宁远城附近的空气越来越紧张,随着时间慢慢推移,一场血战已不可避免。
初六清晨,吴三桂还在睡梦之中,如今宁远城已成死地,他不敢睡太死,一点小小的声响便两他唤醒。
“来人,哪里传来的号角声?”
正好此时有人来报:“大人,鞑子攻城了。”
吴三桂穿好甲胄,来到城墙之上,只见城下无数火把亮起,宛如一条长长的火龙。火光之下,是推着楯车和云梯的清军士兵。
透过望远镜,吴三桂还能看到头盔之下狰狞的面孔。
这次不再是试探性进攻,多尔衮一下子投入了三分之一的兵力,分东,北,南三面进攻。
东面由多尔衮亲自指挥,配有二十门红衣大炮,北面由豪格指挥,十门红衣大炮,南边是索尼,也配备了十门红衣大炮。
云梯安然无恙的推到了城墙前面,上面的军士操作着绳索,将折叠起来的云梯向城墙搭去。梯子前端都有“牙”,只要梯子搭上城墙,锋利的“牙”便会直接嵌入城墙内壁,很难拔出。
一个守城百户眼疾手快,与众人合力,在“牙”快要搭上城墙的时候,将手中推杆推出,顶在梯子前端。
“快,抛猛火油,射火箭。”
“床弩准备发射。”
云梯表面已用湿牛皮覆盖,而且推出来的时候,还涂了一层泥浆,哪怕是用猛火油烧,短时间也很难将云梯摧毁。
还好宁远城配备了数十架床弩,一次能够同时发射十支两米长的巨箭。巨箭箭头带钩,箭尾接着绳索,发射出去后,能够通过转动绞盘将巨箭回收。
在箭头钩子的作用下,能将云梯扯的分崩离析。
“快,用力斩断绳索!”
双方进入胶着态势,死伤在不停的增加,大体上是明军占优。一个时辰后,清军第一轮投入的六辆巨型云梯已有四辆被损毁,另外两辆也快了。
各方指挥官下令退兵,明军获得了一会儿的喘息之机。趁这个时间,吴三桂派人将已经做好的热饭热菜送上城头,让将士能够补充一下体力。

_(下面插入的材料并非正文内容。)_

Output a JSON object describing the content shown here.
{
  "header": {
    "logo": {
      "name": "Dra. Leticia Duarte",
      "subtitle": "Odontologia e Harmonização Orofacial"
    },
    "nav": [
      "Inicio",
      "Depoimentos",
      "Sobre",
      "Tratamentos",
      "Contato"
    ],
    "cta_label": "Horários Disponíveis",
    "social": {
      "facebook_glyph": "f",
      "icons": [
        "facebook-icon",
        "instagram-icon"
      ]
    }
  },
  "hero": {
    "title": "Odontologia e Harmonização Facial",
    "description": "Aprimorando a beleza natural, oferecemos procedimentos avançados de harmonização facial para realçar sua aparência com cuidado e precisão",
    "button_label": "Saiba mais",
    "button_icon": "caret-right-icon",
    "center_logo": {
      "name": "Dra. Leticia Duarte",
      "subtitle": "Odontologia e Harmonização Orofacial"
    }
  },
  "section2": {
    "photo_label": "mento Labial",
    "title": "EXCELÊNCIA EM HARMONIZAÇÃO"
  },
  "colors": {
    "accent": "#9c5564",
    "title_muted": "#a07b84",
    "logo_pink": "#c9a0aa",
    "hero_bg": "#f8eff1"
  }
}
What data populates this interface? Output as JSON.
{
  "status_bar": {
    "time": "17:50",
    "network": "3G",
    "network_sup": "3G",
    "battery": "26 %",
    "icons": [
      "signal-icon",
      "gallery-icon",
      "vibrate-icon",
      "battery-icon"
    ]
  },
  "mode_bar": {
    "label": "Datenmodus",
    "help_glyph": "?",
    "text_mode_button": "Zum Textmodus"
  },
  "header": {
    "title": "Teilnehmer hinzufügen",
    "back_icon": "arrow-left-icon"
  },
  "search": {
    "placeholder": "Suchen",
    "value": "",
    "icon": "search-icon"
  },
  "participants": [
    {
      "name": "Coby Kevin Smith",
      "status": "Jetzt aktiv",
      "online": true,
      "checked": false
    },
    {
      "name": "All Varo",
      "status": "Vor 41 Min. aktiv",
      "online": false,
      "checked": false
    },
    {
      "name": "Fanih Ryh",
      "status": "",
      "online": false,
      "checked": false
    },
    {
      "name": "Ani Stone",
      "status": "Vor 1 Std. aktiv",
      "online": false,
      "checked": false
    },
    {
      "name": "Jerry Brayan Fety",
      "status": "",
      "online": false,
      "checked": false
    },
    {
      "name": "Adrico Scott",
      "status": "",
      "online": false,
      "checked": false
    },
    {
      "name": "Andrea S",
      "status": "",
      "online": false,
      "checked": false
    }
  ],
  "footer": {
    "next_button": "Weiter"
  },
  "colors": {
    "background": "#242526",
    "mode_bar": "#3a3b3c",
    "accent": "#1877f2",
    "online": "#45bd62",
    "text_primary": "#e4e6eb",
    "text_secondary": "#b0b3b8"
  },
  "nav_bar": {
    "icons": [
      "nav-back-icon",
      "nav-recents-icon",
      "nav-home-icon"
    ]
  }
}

战场平静了一刻钟,清军新一轮的攻城对伍集结完毕。这一次不光有云梯出战,还有一种名为飞楼的庞然大物被推到了城前。
飞楼与城墙齐平,前段有一截两丈来长,半丈宽的吊桥。吊桥放下后,可供三个士卒并行,士兵走到吊桥最前端,只需轻轻一跃就能跳到城墙上。
“放箭,快放箭,还有放铳,射死这些鞑子。”
不只有火铳和羽箭,守城的明军还推来了一门虎蹲炮。
吊桥前端,清军支起长盾,以弓箭和火铳与明军对射。突然虎蹲炮发威,实心的弹丸打中一块长盾。盾牌和后面的清军士兵顿时四分五裂,碎肉和鲜血溅了旁边人一身。
被鲜血这么一激,几个披甲步兵兵趁明军张弓搭箭的间隙,举着手里的圆盾,手持钢刀,一举跃上城头,与明军厮杀起来。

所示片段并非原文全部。